At first, Marsh looked as though it would have a wealth of suitors. By mid-December, adviser Merrill Lynch had contacted 27 parties. Twenty-one signed confidentiality agreements, and 10 went a step further, submitting preliminary indications of interest.
It was time for Marsh's special committee to pare the list of potential buyers, based partly on how much they suggested they'd pay. It narrowed the list to five-four financial firms and one "strategic buyer," presumably another grocery chain.
Sun made the cut, the filing says, but it doesn't say what price the Florida firm suggested it would pay at that point.

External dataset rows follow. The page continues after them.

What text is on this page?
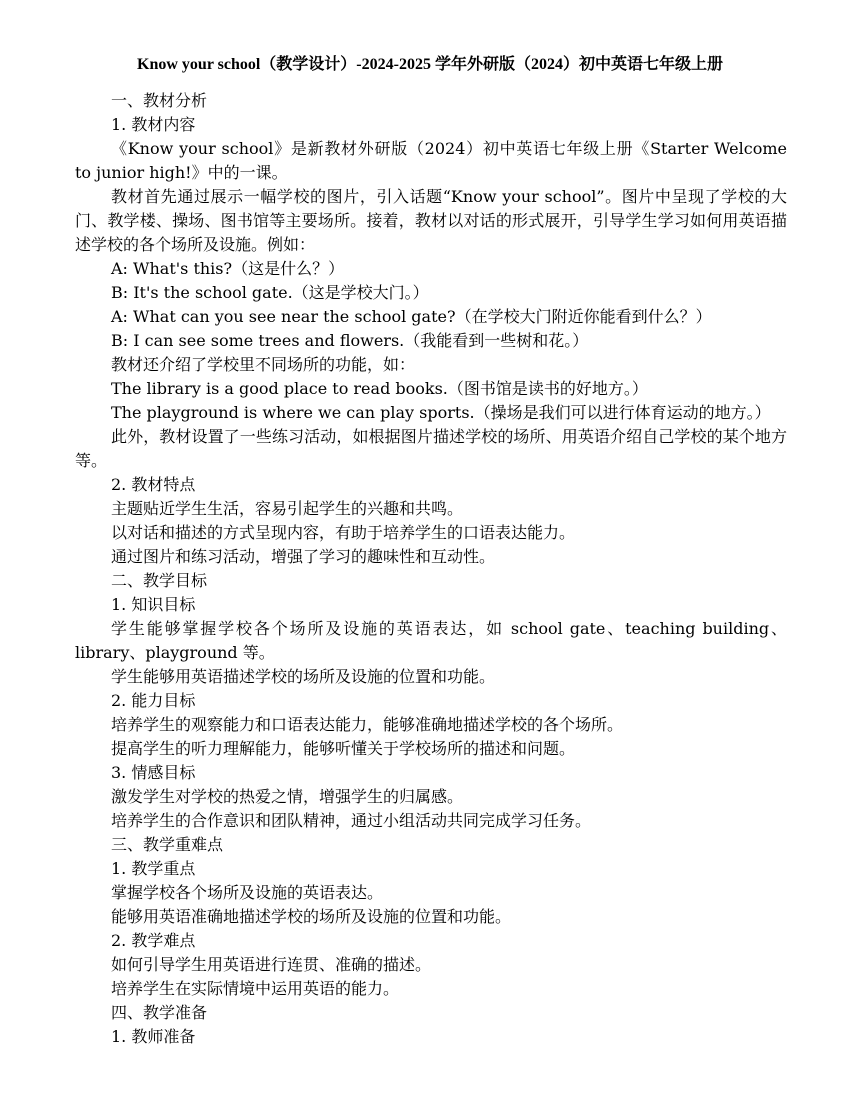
Know your school（教学设计）-2024-2025 学年外研版（2024）初中英语七年级上册

一、教材分析

1. 教材内容

《Know your school》是新教材外研版（2024）初中英语七年级上册《Starter Welcome to junior high!》中的一课。

教材首先通过展示一幅学校的图片，引入话题“Know your school”。图片中呈现了学校的大门、教学楼、操场、图书馆等主要场所。接着，教材以对话的形式展开，引导学生学习如何用英语描述学校的各个场所及设施。例如：

A: What's this?（这是什么？）

B: It's the school gate.（这是学校大门。）

A: What can you see near the school gate?（在学校大门附近你能看到什么？）

B: I can see some trees and flowers.（我能看到一些树和花。）

教材还介绍了学校里不同场所的功能，如：

The library is a good place to read books.（图书馆是读书的好地方。）

The playground is where we can play sports.（操场是我们可以进行体育运动的地方。）

此外，教材设置了一些练习活动，如根据图片描述学校的场所、用英语介绍自己学校的某个地方等。

2. 教材特点

主题贴近学生生活，容易引起学生的兴趣和共鸣。

以对话和描述的方式呈现内容，有助于培养学生的口语表达能力。

通过图片和练习活动，增强了学习的趣味性和互动性。

二、教学目标

1. 知识目标

学生能够掌握学校各个场所及设施的英语表达，如 school gate、teaching building、library、playground 等。

学生能够用英语描述学校的场所及设施的位置和功能。

2. 能力目标

培养学生的观察能力和口语表达能力，能够准确地描述学校的各个场所。

提高学生的听力理解能力，能够听懂关于学校场所的描述和问题。

3. 情感目标

激发学生对学校的热爱之情，增强学生的归属感。

培养学生的合作意识和团队精神，通过小组活动共同完成学习任务。

三、教学重难点

1. 教学重点

掌握学校各个场所及设施的英语表达。

能够用英语准确地描述学校的场所及设施的位置和功能。

2. 教学难点

如何引导学生用英语进行连贯、准确的描述。

培养学生在实际情境中运用英语的能力。

四、教学准备

1. 教师准备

But it must have been a whole lot more than the $11.13-a-share it ultimately agreed to pay. Why? Because four days before Christmas, Cardinal-which had not been contacted by Merrill Lynch-had tried to jump in with its $11-a-share-to-$13-ashare proposal. The response: a big yawn.
"Because several parties provided preliminary indications of interest at values higher than Cardinal's ... the committee concluded that Cardinal's proposal was not competitive, and Cardinal was not invited to proceed further," the SEC filing said.

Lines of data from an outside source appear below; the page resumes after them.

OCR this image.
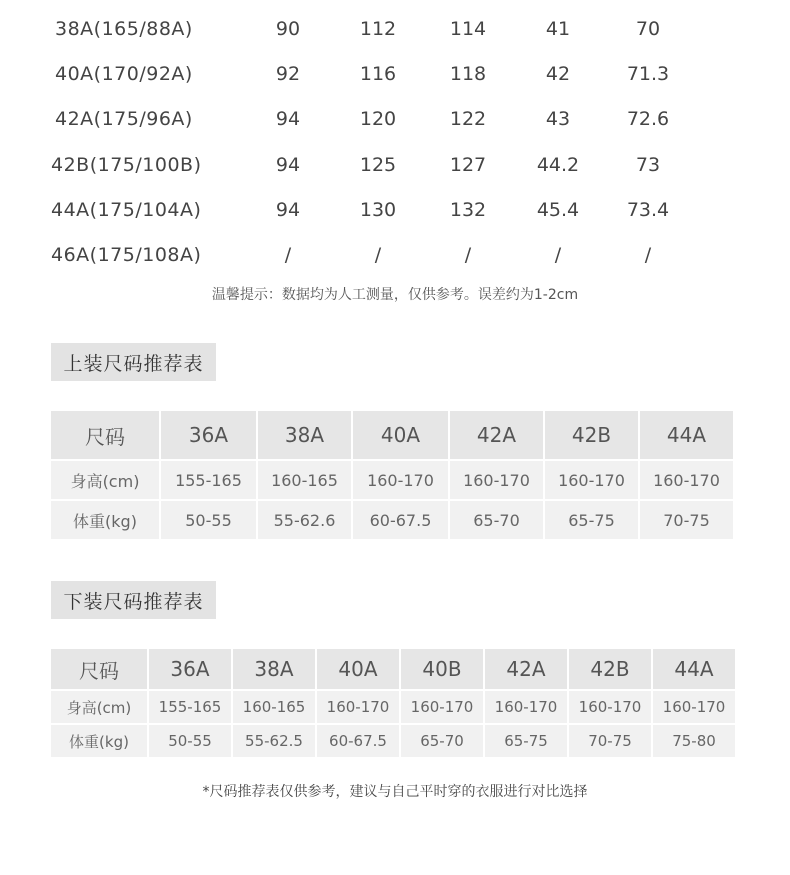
38A(165/88A)	90	112	114	41	70
40A(170/92A)	92	116	118	42	71.3
42A(175/96A)	94	120	122	43	72.6
42B(175/100B)	94	125	127	44.2	73
44A(175/104A)	94	130	132	45.4	73.4
46A(175/108A)	/	/	/	/	/
温馨提示：数据均为人工测量，仅供参考。误差约为1-2cm
上装尺码推荐表
尺码	36A	38A	40A	42A	42B	44A
身高(cm)	155-165	160-165	160-170	160-170	160-170	160-170
体重(kg)	50-55	55-62.6	60-67.5	65-70	65-75	70-75
下装尺码推荐表
尺码	36A	38A	40A	40B	42A	42B	44A
身高(cm)	155-165	160-165	160-170	160-170	160-170	160-170	160-170
体重(kg)	50-55	55-62.5	60-67.5	65-70	65-75	70-75	75-80
*尺码推荐表仅供参考，建议与自己平时穿的衣服进行对比选择
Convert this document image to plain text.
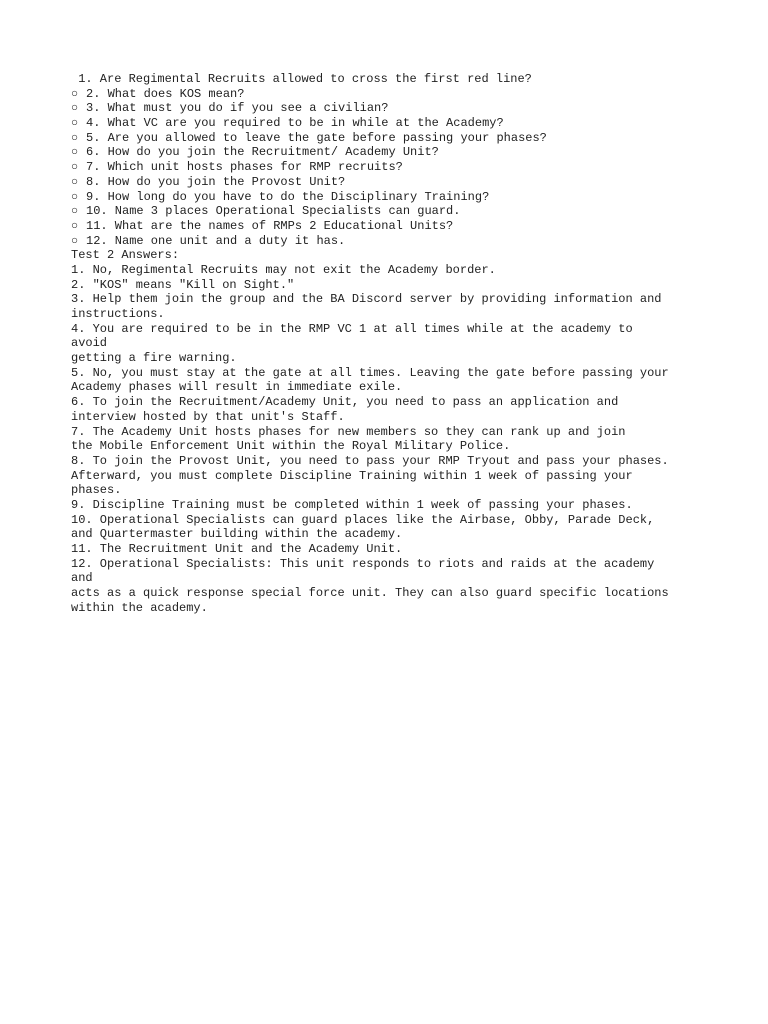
1. Are Regimental Recruits allowed to cross the first red line?
○ 2. What does KOS mean?
○ 3. What must you do if you see a civilian?
○ 4. What VC are you required to be in while at the Academy?
○ 5. Are you allowed to leave the gate before passing your phases?
○ 6. How do you join the Recruitment/ Academy Unit?
○ 7. Which unit hosts phases for RMP recruits?
○ 8. How do you join the Provost Unit?
○ 9. How long do you have to do the Disciplinary Training?
○ 10. Name 3 places Operational Specialists can guard.
○ 11. What are the names of RMPs 2 Educational Units?
○ 12. Name one unit and a duty it has.
Test 2 Answers:
1. No, Regimental Recruits may not exit the Academy border.
2. "KOS" means "Kill on Sight."
3. Help them join the group and the BA Discord server by providing information and
instructions.
4. You are required to be in the RMP VC 1 at all times while at the academy to
avoid
getting a fire warning.
5. No, you must stay at the gate at all times. Leaving the gate before passing your
Academy phases will result in immediate exile.
6. To join the Recruitment/Academy Unit, you need to pass an application and
interview hosted by that unit's Staff.
7. The Academy Unit hosts phases for new members so they can rank up and join
the Mobile Enforcement Unit within the Royal Military Police.
8. To join the Provost Unit, you need to pass your RMP Tryout and pass your phases.
Afterward, you must complete Discipline Training within 1 week of passing your
phases.
9. Discipline Training must be completed within 1 week of passing your phases.
10. Operational Specialists can guard places like the Airbase, Obby, Parade Deck,
and Quartermaster building within the academy.
11. The Recruitment Unit and the Academy Unit.
12. Operational Specialists: This unit responds to riots and raids at the academy
and
acts as a quick response special force unit. They can also guard specific locations
within the academy.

But any headiness Marsh and Merrill Lynch felt at this point quickly vanished. By late February, three of the five finalists had dropped out, citing results of early due diligence or other projects on their plate.
In response, Merrill Lynch renewed contact with suitors that hadn't made the cut, successfully broadening the field of buyers. But by then a wrinkle had emerged-some suitors didn't want Marsh's Village Pantry convenience store division.
Merrill Lynch began contacting potential VP buyers, hoping to unearth companies that could team with grocery suitors on a bid for the entire company. But the effort fizzled, yielding just one potential VP buyer, the SEC filing said.
In March, Cardinal re-entered the fray, telling Marsh it would team with Drawbridge on a more aggressive offer, likely between $18 a share and $20 a share. This time, Cardinal got the company's attention.
Meanwhile, Sun appeared to be turning more conservative. In late March, it told Marsh it would be willing to pay just $10 a share to $13 a share. Then, on April 5, Sun executives met with Marsh CEO Don Marsh and other brass and toured stores. The get-together must not have gone well. Two days later, Sun said it would pay no more than $10 a share.
Merrill Lynch decided to hurry the process along. On April 14, it told Cardinal the Marsh board would be meeting in four days "and it would be in the best interests of Cardinal" to put forth an offer by that time.
Cardinal's response: It now thought Marsh was worth $13 a share to $18 a share, but "it had not yet refined its view as to what it was willing to pay in that range."
Then Cardinal upped the ante. According to the filing, the suitor said it would not move forward unless Marsh agreed to exclusive negotiations or agreed to cover its expenses if talks failed. On the eve of the meeting, Cardinal softened its stance but said it needed 60 days for due diligence.
By comparison, Sun nearly had completed that process, and, unlike Cardinal, it already had financing in hand. So the board on April 18 agreed to go with Sun as long as it would up its offer to $12 a share. After haggling, the parties settled on $11.13.
End of story? Perhaps Marsh and Merrill Lynch thought it would be. But Cardinal didn't give up. In a succession of letters to the company, it says it would offer $13.63 a share-$20 million more than Sun agreed to pay-and would need fewer than 15 days for due diligence.
According to regulatory filings, Marsh wants to negotiate with Cardinal. But Sun says its agreement with the grocer bars that, and it won't grant a waiver.
So Marsh finds itself headed to the altar with one suitor while it winks at another. On June 16, it asked a Hamilton County court to decide if it has the right to negotiate with Cardinal without Sun's permission. It's not clear whether a judge will weigh in before the anticipated closing on the Sun deal later this year.